# Mapmaking Discussion & Philosophy (WIP/Critique) > General and Miscellaneous Mapping >  Hand-drawn map

## NedS298

Testing a new style, as I often seem to be doing, this time it's a hand-drawn map as the title would suggest
I'm not sure if this is even going to get past this, but should I continue with it? Label it? Imagine different people, factions, etc.? ???
Pls



I'd like to apologise for the poor quality; I didn't scan the photo (scanner's not working) so I took a photo on my phone. Plus, there is an explanation for some of the awkward geology at the top of the map - and yes, it's magical.

----------


## Leemsimm

I would say definitely continue working on it. One thing that I would suggest looking into is seeing what putting more textures in will do to it. The mountains look great and I'm uncertain if you've just not gotten to this step or not but adding something to the water and a dab of trees maybe.
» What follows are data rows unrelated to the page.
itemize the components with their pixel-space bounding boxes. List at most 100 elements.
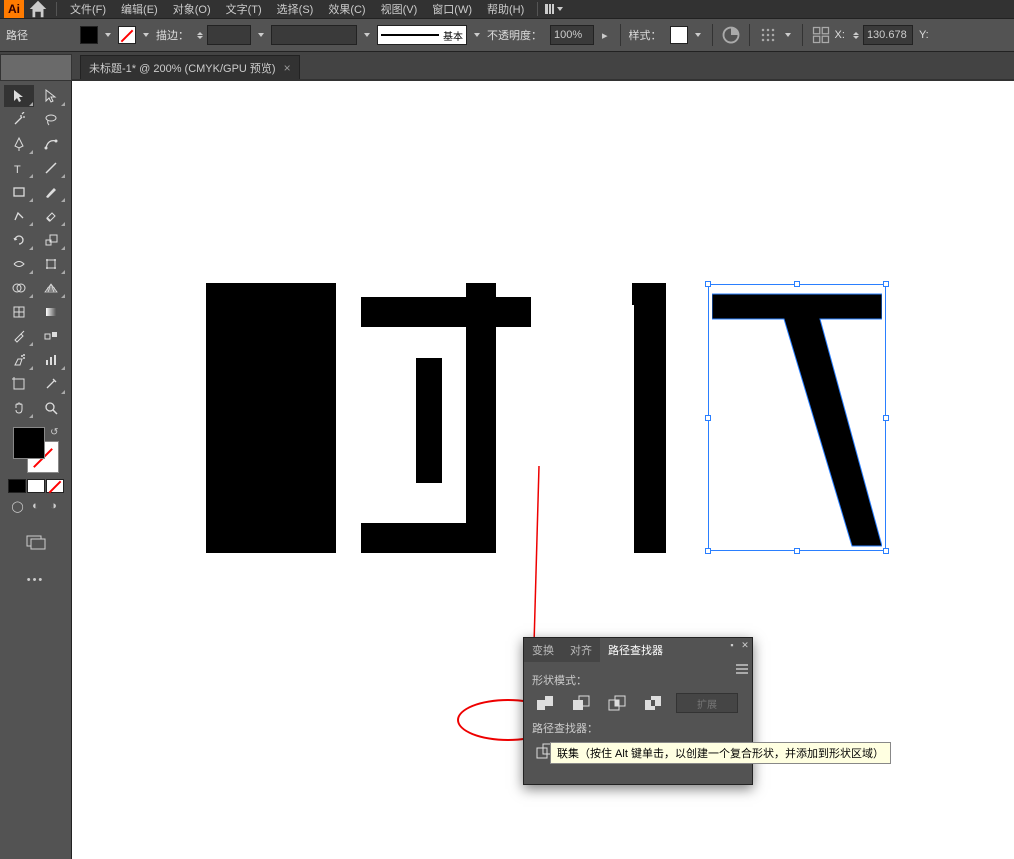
menu-bar: Ai 文件(F) 编辑(E) 对象(O) 文字(T) 选择(S) 效果(C) 视…	[0, 0, 1014, 18]
shape-builder-tool[interactable]	[4, 277, 34, 299]
blend-tool[interactable]	[36, 325, 66, 347]
tab-align[interactable]: 对齐	[562, 638, 600, 662]
close-tab-icon[interactable]: ×	[284, 61, 291, 75]
close-panel-icon[interactable]: ✕	[740, 640, 750, 650]
artboard-tool[interactable]	[4, 373, 34, 395]
gradient-tool[interactable]	[36, 301, 66, 323]
fill-stroke-color[interactable]: ↺	[13, 427, 59, 473]
menu-effect[interactable]: 效果(C)	[322, 0, 371, 19]
color-mode-solid[interactable]	[8, 479, 26, 493]
rotate-tool[interactable]	[4, 229, 34, 251]
shaper-tool[interactable]	[4, 205, 34, 227]
draw-mode-row: ◯ ◐ ◑	[10, 499, 62, 513]
document-tab[interactable]: 未标题-1* @ 200% (CMYK/GPU 预览) ×	[80, 55, 300, 79]
curvature-tool[interactable]	[36, 133, 66, 155]
resize-handle[interactable]	[794, 548, 800, 554]
menu-help[interactable]: 帮助(H)	[481, 0, 530, 19]
resize-handle[interactable]	[705, 415, 711, 421]
type-tool[interactable]: T	[4, 157, 34, 179]
scale-tool[interactable]	[36, 229, 66, 251]
mesh-tool[interactable]	[4, 301, 34, 323]
selection-tool[interactable]	[4, 85, 34, 107]
screen-mode-icon[interactable]	[24, 533, 48, 554]
free-transform-tool[interactable]	[36, 253, 66, 275]
canvas[interactable]: ▪ ✕ 变换 对齐 路径查找器 形状模式： 扩展 路径查找器：	[72, 81, 1014, 859]
eyedropper-tool[interactable]	[4, 325, 34, 347]
column-graph-tool[interactable]	[36, 349, 66, 371]
stroke-weight-stepper[interactable]	[197, 32, 203, 39]
zoom-tool[interactable]	[36, 397, 66, 419]
stroke-swatch[interactable]	[118, 26, 136, 44]
x-field[interactable]: 130.678	[863, 25, 913, 45]
resize-handle[interactable]	[883, 281, 889, 287]
color-mode-gradient[interactable]	[27, 479, 45, 493]
menu-view[interactable]: 视图(V)	[375, 0, 424, 19]
dropdown-icon[interactable]	[364, 33, 370, 37]
intersect-button[interactable]	[604, 692, 630, 714]
magic-wand-tool[interactable]	[4, 109, 34, 131]
draw-inside-icon[interactable]: ◑	[46, 499, 62, 513]
brush-name: 基本	[443, 28, 463, 43]
symbol-sprayer-tool[interactable]	[4, 349, 34, 371]
width-tool[interactable]	[4, 253, 34, 275]
panel-menu-icon[interactable]	[736, 664, 748, 674]
align-icon[interactable]	[758, 25, 778, 45]
library-icon[interactable]	[545, 2, 563, 16]
resize-handle[interactable]	[794, 281, 800, 287]
draw-behind-icon[interactable]: ◐	[28, 499, 44, 513]
tab-transform[interactable]: 变换	[524, 638, 562, 662]
expand-button[interactable]: 扩展	[676, 693, 738, 713]
unite-button[interactable]	[532, 692, 558, 714]
panel-dock-tab[interactable]	[0, 54, 72, 81]
edit-toolbar-icon[interactable]: •••	[27, 574, 45, 586]
style-swatch[interactable]	[670, 26, 688, 44]
fill-dropdown-icon[interactable]	[105, 33, 111, 37]
menu-edit[interactable]: 编辑(E)	[115, 0, 164, 19]
variable-width-profile[interactable]	[271, 25, 357, 45]
separator	[537, 2, 538, 16]
hand-tool[interactable]	[4, 397, 34, 419]
x-label: X:	[835, 29, 845, 41]
fill-color-swatch[interactable]	[13, 427, 45, 459]
selection-bounding-box[interactable]	[708, 284, 886, 551]
opacity-field[interactable]: 100%	[550, 25, 594, 45]
dropdown-icon[interactable]	[785, 33, 791, 37]
line-tool[interactable]	[36, 157, 66, 179]
lasso-tool[interactable]	[36, 109, 66, 131]
exclude-button[interactable]	[640, 692, 666, 714]
opacity-arrow-icon[interactable]: ▸	[602, 29, 608, 42]
paintbrush-tool[interactable]	[36, 181, 66, 203]
x-stepper[interactable]	[853, 32, 859, 39]
swap-colors-icon[interactable]: ↺	[50, 427, 58, 438]
menu-window[interactable]: 窗口(W)	[426, 0, 478, 19]
minus-front-button[interactable]	[568, 692, 594, 714]
resize-handle[interactable]	[883, 548, 889, 554]
dropdown-icon[interactable]	[695, 33, 701, 37]
resize-handle[interactable]	[705, 281, 711, 287]
draw-normal-icon[interactable]: ◯	[10, 499, 26, 513]
color-mode-none[interactable]	[46, 479, 64, 493]
dropdown-icon[interactable]	[258, 33, 264, 37]
eraser-tool[interactable]	[36, 205, 66, 227]
stroke-weight-field[interactable]	[207, 25, 251, 45]
perspective-grid-tool[interactable]	[36, 277, 66, 299]
menu-object[interactable]: 对象(O)	[167, 0, 217, 19]
recolor-icon[interactable]	[721, 25, 741, 45]
home-icon[interactable]	[27, 0, 49, 18]
rectangle-tool[interactable]	[4, 181, 34, 203]
resize-handle[interactable]	[883, 415, 889, 421]
menu-type[interactable]: 文字(T)	[220, 0, 268, 19]
pen-tool[interactable]	[4, 133, 34, 155]
slice-tool[interactable]	[36, 373, 66, 395]
dropdown-icon[interactable]	[474, 33, 480, 37]
fill-swatch[interactable]	[80, 26, 98, 44]
tab-pathfinder[interactable]: 路径查找器	[600, 638, 671, 662]
transform-icon[interactable]	[811, 25, 831, 45]
stroke-dropdown-icon[interactable]	[143, 33, 149, 37]
collapse-panel-icon[interactable]: ▪	[727, 640, 737, 650]
direct-selection-tool[interactable]	[36, 85, 66, 107]
resize-handle[interactable]	[705, 548, 711, 554]
menu-file[interactable]: 文件(F)	[64, 0, 112, 19]
menu-select[interactable]: 选择(S)	[271, 0, 320, 19]
brush-definition[interactable]: 基本	[377, 25, 467, 45]
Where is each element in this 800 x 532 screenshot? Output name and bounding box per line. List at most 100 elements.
When working by pencil I'm always reminded of one of my teachers recommendations for verity of strokes. " Look at Da Vinci's pencil drawing. He was a master at creating texture with lines."

----------


## Maker of the Way

Keep going! This is a great start. You two should join the Artisan Map group- for "by-hand" mapping. I agree, just start trying out different shading and textural effects in pencil. Then once happy, ink them into permanence.

----------